Eu, sozinho, na penumbra interna do boteco, sentado à mesa em frente, fumava da forma mais elegante possível (é que eu não fumo, porra!), fazendo jogo com a longneck na mão... A seu lado, a uma distância comprometedora, um sujeitinho com cara de imbecil, mas sortudo, extremamente sortudo...

(e aqui vai um parêntesis: por que elas acabam nos braços de idiotas assim, merda?! Melancólicas, infelizes, mas sempre com estes idiotas... Nelson Gonçalves faz falta... Ao meu lado talvez tudo fosse infelicidade, mas com muito mais elegância e vigor, a gente discutiria sobre a possível inexistência de Homero e clarearíamos pontos obscuros sobre a sexualidade de Ovídio, o poeta comelão da antiguidade romana; o vinho, mais que presente, seria regado a odes das rubaiyat de Omar khayyam!)
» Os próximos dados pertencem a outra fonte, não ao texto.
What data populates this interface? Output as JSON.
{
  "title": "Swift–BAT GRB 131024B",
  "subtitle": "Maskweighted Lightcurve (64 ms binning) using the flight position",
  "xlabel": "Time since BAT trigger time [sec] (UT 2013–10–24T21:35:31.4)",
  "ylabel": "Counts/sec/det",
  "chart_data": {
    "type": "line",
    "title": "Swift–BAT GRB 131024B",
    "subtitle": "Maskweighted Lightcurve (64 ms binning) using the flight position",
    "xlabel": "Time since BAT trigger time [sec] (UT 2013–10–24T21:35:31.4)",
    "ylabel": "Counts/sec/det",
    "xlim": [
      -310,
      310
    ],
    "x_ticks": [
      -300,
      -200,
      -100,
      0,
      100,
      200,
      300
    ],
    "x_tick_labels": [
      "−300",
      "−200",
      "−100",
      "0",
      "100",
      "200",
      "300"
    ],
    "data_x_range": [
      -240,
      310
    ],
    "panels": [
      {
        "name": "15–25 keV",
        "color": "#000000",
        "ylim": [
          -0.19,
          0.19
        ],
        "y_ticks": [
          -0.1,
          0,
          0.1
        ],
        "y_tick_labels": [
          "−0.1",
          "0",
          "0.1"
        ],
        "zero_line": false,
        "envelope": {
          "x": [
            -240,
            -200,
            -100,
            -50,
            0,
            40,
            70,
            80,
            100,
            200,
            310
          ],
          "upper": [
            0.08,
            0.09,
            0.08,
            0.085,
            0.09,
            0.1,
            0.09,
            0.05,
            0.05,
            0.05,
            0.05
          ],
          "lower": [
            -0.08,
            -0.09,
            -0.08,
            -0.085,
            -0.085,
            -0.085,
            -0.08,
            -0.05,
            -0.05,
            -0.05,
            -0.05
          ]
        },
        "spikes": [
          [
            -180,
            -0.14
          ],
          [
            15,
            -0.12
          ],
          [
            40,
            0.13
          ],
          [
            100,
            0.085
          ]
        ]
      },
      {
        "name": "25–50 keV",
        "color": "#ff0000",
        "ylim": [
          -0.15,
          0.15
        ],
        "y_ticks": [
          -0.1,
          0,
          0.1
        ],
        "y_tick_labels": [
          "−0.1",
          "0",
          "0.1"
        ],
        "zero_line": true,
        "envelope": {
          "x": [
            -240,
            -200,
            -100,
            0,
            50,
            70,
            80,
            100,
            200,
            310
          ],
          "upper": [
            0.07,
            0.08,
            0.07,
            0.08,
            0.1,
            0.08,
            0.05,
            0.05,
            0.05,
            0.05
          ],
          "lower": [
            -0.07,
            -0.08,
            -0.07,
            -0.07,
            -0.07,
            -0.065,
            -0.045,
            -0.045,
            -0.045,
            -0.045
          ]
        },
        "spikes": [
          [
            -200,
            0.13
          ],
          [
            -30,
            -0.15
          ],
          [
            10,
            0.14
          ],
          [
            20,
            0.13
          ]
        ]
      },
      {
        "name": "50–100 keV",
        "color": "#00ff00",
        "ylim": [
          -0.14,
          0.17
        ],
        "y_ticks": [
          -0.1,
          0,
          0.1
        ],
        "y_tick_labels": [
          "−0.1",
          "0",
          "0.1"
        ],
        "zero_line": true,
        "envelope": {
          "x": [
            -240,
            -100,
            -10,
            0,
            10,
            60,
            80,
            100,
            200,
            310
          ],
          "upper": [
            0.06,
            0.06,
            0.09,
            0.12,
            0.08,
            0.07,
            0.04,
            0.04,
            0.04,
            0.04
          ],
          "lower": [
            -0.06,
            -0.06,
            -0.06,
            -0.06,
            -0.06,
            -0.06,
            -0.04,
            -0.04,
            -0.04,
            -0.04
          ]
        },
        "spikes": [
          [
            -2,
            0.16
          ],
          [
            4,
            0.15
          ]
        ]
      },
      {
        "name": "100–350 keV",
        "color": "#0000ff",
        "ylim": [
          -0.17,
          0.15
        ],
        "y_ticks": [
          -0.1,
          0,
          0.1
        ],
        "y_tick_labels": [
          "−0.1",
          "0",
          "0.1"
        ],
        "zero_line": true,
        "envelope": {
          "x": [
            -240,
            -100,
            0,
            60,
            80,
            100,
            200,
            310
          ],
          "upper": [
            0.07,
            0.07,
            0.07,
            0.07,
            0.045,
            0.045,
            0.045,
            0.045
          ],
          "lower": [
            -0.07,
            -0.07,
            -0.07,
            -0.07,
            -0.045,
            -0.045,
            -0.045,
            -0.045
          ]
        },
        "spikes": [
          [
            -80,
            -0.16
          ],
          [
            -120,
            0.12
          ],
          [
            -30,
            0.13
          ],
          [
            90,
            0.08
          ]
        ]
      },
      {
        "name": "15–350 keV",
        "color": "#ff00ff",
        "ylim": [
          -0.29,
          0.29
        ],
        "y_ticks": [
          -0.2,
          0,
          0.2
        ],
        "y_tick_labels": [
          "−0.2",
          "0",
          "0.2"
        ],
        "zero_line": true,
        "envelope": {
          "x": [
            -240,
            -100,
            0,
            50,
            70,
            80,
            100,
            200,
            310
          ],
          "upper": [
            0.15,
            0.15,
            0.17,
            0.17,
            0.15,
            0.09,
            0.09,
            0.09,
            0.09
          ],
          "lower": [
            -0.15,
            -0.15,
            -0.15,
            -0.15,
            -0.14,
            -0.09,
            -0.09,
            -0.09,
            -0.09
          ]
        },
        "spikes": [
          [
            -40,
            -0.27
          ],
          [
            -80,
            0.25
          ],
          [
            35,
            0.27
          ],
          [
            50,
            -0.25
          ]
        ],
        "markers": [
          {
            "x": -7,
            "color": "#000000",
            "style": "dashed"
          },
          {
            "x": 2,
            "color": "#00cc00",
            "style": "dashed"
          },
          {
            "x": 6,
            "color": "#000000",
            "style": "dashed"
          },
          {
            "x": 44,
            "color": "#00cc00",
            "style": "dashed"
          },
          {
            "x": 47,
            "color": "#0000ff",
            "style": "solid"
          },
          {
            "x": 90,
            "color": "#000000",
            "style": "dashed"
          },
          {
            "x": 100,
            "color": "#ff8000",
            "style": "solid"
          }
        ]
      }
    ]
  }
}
O certo é que o grungesinho exibia a menina como troféu e eu, um pouco por força do hábito e muito por encantamento, não deixava de contemplar com aquele jeito discreto que esqueci de aprimorar, talvez até de possuir... A maldita também me olhava, de relance, mas por duas vezes encarou forte testando minha resistência... sob aqueles olhos riscados de negro meu coração quase virou estilhaço. Eu pensava comigo, Caralho, vou até o fim, vou romper a barreira do som, acelera manezão!

Ela teve piedade e desviou o olhar... um maluco falava de Nietszche numa mesa próxima e Luiz Melodia sussurrava indecências no ar. De repente um cigarro em sua mão e seus olhos procurando por fogo, ah, meu deus, Prometeu sou eu, apenas uma fração de segundo e aproximo o toquinho aceso... A danada, com um charme casablanca, acende e traga queimando junto com o cigarro o restante da minha coragem. O que ela lança no ar é a fumaça de mim... De nada! É o que consigo responder... Pago a conta e, derrotado, saio na rua chuvosa em direção ao carro, pensando em Napoleão, Bolívar, Trotsky e outros fdp’s que acabaram seus dias fodidos depois de beber na taça da glória (ah, a glória!).

Poucos minutos ao volante e eu me divertia novamente, “lavando” o carro nas poças do asfalto ao som do the doors. Jim falava qualquer coisa sobre um inverno frio e a necessidade de um corpo quente para se aquecer; porra, aquele cara sabia das coisas! Mas minha odalisca preferiu o grunge ou, e é pior, eu não tive coragem de levá-la dali. Eu estava sozinho, com frio no coração, e me sentia um babaca, um cara que pede votos pra Nilton Baiano e o otário do filho dele...

Era o fim... El Pozo en que te caiste, ya se secó... (essa já valeu o disco todo, Carotone!)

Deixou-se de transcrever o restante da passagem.